Solution, x, of ctrans(A)x = b
 1  (      -9.79,      11.23)
 2  (       2.96,      -3.13)
 3  (       1.85,       2.47)
 
                    LU factors of A
                           1                          2
1  (     -2.000,      1.000)  (     -4.000,      4.000)
2  (      0.600,      0.800)  (     -1.200,      1.400)
3  (      0.200,      0.600)  (     -1.118,      0.529)
 
                           3
1  (      5.000,      3.000)
2  (      2.200,      0.600)
3  (      4.824,      1.294)
 
           Pivot sequence
          1            2            3
          3            3            3

Example 3

This example computes the inverse of the 3 × 3 matrix A in the first example and also solves the linear system. The product matrix \(C = A^{-1}A\) is computed as a check.
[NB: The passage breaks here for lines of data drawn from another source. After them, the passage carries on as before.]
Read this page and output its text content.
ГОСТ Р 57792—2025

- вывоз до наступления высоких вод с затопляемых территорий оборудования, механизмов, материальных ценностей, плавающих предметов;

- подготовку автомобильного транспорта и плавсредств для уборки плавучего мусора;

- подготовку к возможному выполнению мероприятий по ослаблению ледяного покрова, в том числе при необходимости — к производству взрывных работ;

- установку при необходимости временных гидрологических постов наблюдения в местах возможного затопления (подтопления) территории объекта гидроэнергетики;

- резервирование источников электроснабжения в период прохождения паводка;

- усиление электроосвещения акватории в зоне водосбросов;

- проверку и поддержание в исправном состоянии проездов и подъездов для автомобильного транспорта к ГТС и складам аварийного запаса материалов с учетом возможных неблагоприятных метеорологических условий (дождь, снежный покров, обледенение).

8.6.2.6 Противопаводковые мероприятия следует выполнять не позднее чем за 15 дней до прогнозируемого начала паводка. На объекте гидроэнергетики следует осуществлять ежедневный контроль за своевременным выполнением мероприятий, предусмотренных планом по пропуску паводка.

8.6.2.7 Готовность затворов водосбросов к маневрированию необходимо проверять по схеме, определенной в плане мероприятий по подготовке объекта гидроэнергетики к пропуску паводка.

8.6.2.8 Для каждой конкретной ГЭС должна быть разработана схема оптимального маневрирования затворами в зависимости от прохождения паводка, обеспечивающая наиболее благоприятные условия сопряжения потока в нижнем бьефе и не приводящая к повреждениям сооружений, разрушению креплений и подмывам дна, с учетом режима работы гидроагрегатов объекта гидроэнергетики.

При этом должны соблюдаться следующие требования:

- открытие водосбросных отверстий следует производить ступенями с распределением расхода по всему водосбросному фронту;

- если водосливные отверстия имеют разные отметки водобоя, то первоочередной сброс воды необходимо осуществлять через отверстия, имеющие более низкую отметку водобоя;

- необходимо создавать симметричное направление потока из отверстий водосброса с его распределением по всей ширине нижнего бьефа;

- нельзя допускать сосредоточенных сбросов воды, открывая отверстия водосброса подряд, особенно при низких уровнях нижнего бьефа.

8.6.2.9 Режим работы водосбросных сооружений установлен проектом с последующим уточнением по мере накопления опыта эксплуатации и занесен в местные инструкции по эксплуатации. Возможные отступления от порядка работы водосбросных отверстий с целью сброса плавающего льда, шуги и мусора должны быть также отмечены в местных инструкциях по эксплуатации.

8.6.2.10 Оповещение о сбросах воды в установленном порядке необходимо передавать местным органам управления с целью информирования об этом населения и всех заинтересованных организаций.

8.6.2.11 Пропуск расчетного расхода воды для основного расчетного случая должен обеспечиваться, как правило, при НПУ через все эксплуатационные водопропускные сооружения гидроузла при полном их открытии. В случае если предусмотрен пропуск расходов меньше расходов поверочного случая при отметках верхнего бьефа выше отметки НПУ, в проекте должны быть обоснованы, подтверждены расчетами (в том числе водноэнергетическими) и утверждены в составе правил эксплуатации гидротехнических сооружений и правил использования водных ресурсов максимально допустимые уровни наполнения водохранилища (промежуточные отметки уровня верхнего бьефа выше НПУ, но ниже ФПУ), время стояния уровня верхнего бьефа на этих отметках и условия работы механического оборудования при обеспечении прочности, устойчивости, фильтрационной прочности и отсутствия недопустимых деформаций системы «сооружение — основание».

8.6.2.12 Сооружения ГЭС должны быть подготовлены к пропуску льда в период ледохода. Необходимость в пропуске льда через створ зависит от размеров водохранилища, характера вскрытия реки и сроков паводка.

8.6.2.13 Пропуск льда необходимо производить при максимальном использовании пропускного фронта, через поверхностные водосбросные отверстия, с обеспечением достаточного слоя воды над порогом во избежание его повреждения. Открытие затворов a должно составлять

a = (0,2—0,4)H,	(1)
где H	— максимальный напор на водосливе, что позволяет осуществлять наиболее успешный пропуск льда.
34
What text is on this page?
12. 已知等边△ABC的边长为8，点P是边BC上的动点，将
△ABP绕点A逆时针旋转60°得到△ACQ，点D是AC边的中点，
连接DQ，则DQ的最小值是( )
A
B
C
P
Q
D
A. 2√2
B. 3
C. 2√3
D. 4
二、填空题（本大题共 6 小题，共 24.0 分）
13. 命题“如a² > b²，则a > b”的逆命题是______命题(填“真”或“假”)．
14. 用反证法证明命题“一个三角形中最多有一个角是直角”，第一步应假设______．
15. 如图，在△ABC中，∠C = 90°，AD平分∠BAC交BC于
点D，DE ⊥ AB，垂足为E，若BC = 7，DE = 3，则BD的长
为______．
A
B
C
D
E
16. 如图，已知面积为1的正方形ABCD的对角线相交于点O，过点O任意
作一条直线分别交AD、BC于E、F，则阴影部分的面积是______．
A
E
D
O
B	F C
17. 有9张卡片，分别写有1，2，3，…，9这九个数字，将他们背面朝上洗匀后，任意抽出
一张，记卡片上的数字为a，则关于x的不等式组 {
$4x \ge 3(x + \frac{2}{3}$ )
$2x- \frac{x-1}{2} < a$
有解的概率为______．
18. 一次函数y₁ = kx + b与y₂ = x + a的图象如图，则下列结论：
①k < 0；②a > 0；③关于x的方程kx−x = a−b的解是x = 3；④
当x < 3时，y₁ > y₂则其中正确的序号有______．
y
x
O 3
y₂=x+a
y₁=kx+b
The approximate result is \(C = I\).

from numpy import *
from pyimsl.math.linSolGenComplex import linSolGenComplex
from pyimsl.math.matMulRectComplex import matMulRectComplex
from pyimsl.math.writeMatrixComplex import writeMatrixComplex

inv = []
a = array([[1.0 + 1.0j, 2.0 + 3.0j, 3.0 - 3.0j],
           [2.0 + 1.0j, 5.0 + 3.0j, 7.0 - 5.0j],
           [-2.0 + 1.0j, -4.0 + 4.0j, 5.0 + 3.0j]])
b = array([3.0 + 5.0j, 22.0 + 10.0j, -10.0 + 4.0j])

# Solve Ax=b for x
x = linSolGenComplex(a, b, inverse=inv)
writeMatrixComplex("Solution, x, of Ax = b", x, column=True)
writeMatrixComplex("Input A", a)
writeMatrixComplex("Inverse of A", inv)
c = matMulRectComplex("A*B",
                      aMatrix=inv,
                      bMatrix=a)
writeMatrixComplex("Product, inv(A)*A", c)

Output

 
   Solution, x, of Ax = b
1  (          1,         -1)
2  (          2,          4)
3  (          3,          0)
 
                        Input A
                           1                          2
1  (          1,          1)  (          2,          3)
2  (          2,          1)  (          5,          3)
3  (         -2,          1)  (         -4,          4)
 
                           3
1  (          3,         -3)
2  (          7,         -5)
3  (          5,          3)
 
                     Inverse of A
                           1                          2
1  (      1.330,      0.594)  (     -0.151,      0.028)
2  (     -0.632,     -0.538)  (      0.160,      0.189)
3  (     -0.189,      0.160)  (      0.193,     -0.052)
 
                           3
1  (     -0.604,      0.613)
2  (      0.142,     -0.245)
3  (      0.024,      0.042)
 
                   Product, inv(A)*A
                           1                          2
1  (          1,         -0)  (         -0,          0)
2  (          0,          0)  (          1,          0)
3  (         -0,         -0)  (         -0,         -0)
 
                           3
1  (          0,          0)
2  (         -0,         -0)
3  (          1,          0)

Warning Errors

IMSL_ILL_CONDITIONED The input matrix is too ill-conditioned. An estimate of the reciprocal of the \(L_1\) condition number is “rcond” = #. The solution might not be accurate.

Fatal Errors

IMSL_SINGULAR_MATRIX The input matrix is singular.